Une démarche renouvelée
Le superviseur des effets spéciaux de Captain Marvel Christopher Townsend est revenu pour Indie Wire sur le miracle de ce long-métrage et explique notamment sa particularité : « Par le passé, nous tournions toujours avec une doublure afin de recréer la performance à partir de celle de l’acteur. L’autre comédien regardait, et ensuite recréait le jeu. […] Mais c’était impossible avec Sam, qui est dans les deux-tiers de Captain Marvel. Cela aurait pris trop de temps et il aurait été trop difficile de concorder les performances à chaque plan. » Lola a néanmoins testé plusieurs possibilités, avant de relever le défi sans doublure, affirmant que la peau de Jackson était suffisamment jeune pour que l’exercice fonctionne.
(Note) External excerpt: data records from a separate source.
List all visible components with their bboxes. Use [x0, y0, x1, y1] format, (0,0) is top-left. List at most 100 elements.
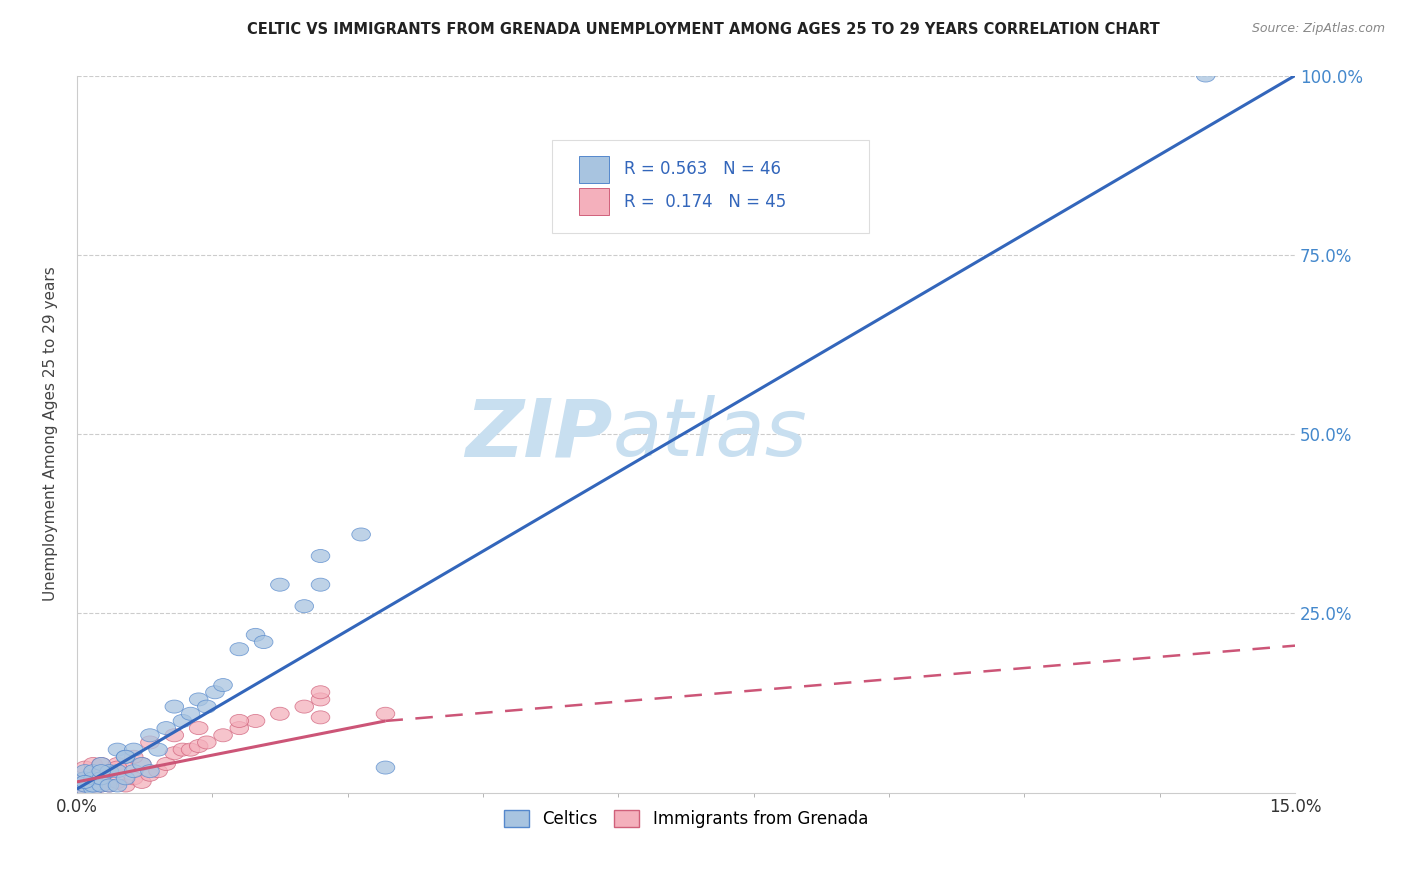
- Ellipse shape: [91, 779, 111, 792]
- Ellipse shape: [132, 757, 152, 771]
- Ellipse shape: [100, 764, 118, 778]
- Ellipse shape: [76, 775, 94, 789]
- Ellipse shape: [124, 764, 143, 778]
- Ellipse shape: [377, 761, 395, 774]
- FancyBboxPatch shape: [579, 188, 609, 215]
- Ellipse shape: [231, 722, 249, 735]
- Ellipse shape: [173, 743, 191, 756]
- Ellipse shape: [141, 768, 159, 781]
- Ellipse shape: [311, 549, 330, 563]
- Ellipse shape: [214, 679, 232, 691]
- Ellipse shape: [108, 779, 127, 792]
- Ellipse shape: [157, 722, 176, 735]
- Ellipse shape: [91, 757, 111, 771]
- Ellipse shape: [84, 779, 103, 792]
- Ellipse shape: [157, 757, 176, 771]
- Ellipse shape: [91, 772, 111, 785]
- Ellipse shape: [165, 747, 184, 760]
- Ellipse shape: [205, 686, 224, 698]
- Ellipse shape: [190, 693, 208, 706]
- Ellipse shape: [270, 707, 290, 721]
- Ellipse shape: [100, 779, 118, 792]
- Ellipse shape: [141, 764, 159, 778]
- Ellipse shape: [84, 779, 103, 792]
- Ellipse shape: [76, 782, 94, 796]
- Ellipse shape: [84, 764, 103, 778]
- Ellipse shape: [132, 757, 152, 771]
- Ellipse shape: [1197, 69, 1215, 82]
- Ellipse shape: [141, 736, 159, 749]
- Ellipse shape: [311, 686, 330, 698]
- Ellipse shape: [108, 764, 127, 778]
- Ellipse shape: [311, 693, 330, 706]
- Ellipse shape: [165, 700, 184, 713]
- Ellipse shape: [76, 779, 94, 792]
- Ellipse shape: [117, 761, 135, 774]
- FancyBboxPatch shape: [579, 156, 609, 183]
- Ellipse shape: [117, 750, 135, 764]
- Ellipse shape: [76, 761, 94, 774]
- Text: Source: ZipAtlas.com: Source: ZipAtlas.com: [1251, 22, 1385, 36]
- Ellipse shape: [190, 722, 208, 735]
- Ellipse shape: [108, 743, 127, 756]
- Ellipse shape: [84, 757, 103, 771]
- Ellipse shape: [76, 775, 94, 789]
- Ellipse shape: [124, 772, 143, 785]
- Ellipse shape: [231, 643, 249, 656]
- Ellipse shape: [295, 599, 314, 613]
- Ellipse shape: [214, 729, 232, 742]
- Ellipse shape: [84, 782, 103, 796]
- Ellipse shape: [117, 779, 135, 792]
- Ellipse shape: [100, 779, 118, 792]
- Ellipse shape: [76, 782, 94, 796]
- Ellipse shape: [84, 772, 103, 785]
- Text: CELTIC VS IMMIGRANTS FROM GRENADA UNEMPLOYMENT AMONG AGES 25 TO 29 YEARS CORRELA: CELTIC VS IMMIGRANTS FROM GRENADA UNEMPL…: [246, 22, 1160, 37]
- Ellipse shape: [181, 743, 200, 756]
- Ellipse shape: [91, 764, 111, 778]
- Text: R = 0.563   N = 46: R = 0.563 N = 46: [624, 161, 780, 178]
- Text: ZIP: ZIP: [465, 395, 613, 473]
- Ellipse shape: [76, 772, 94, 785]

Selon Townsend : « Il y avait un peu de maquillage pour tirer la peau de son cou. Mais vous voyez bien à l’écran sa performance sans greffe, juste légèrement amaigrie, resserrée et estompée. »
Ainsi, Lola a dû repenser sa gestion des CGI au vu du nombre imposant à plans à retoucher numériquement, mais le studio a surtout travaillé en revoyant d’anciens films de l’acteur, comme Le Négociateur ou Die Hard : Une journée en enfer, afin de reproduire la moindre gestuelle de n’importe quel muscle, en fonction des situations.
Les studios de VFX contre-attaquent
L’ampleur de plus en plus importante de ce type de démarches est en train de bouleverser Hollywood. Les studios peuvent aujourd’hui produire des films à concept qu’ils n’auraient jamais pu faire il y a encore dix ans. Le travail de Lola a ainsi poussé la concurrence à se dépasser. Actuellement, ILM planche sur The Irishman de Martin Scorsese, dans lequel des séquences de flash-back ont nécessité un lourd travail de face-mapping pour Robert De Niro et Al Pacino. La société Weta Digital, quant à elle, travaille activement sur le Gemini Man d’Ang Lee, où Will Smith fait face à un clone plus jeune de lui-même, réalisé grâce à une doublure et de la performance capture. Puisque son cinéaste a choisi de réaliser le film en 4K 3D à 120 images/seconde, l’ultra-réalisme des séquences a dû être poussé dans ses retranchements, surtout que le double du comédien est présent dans plus de la moitié du récit.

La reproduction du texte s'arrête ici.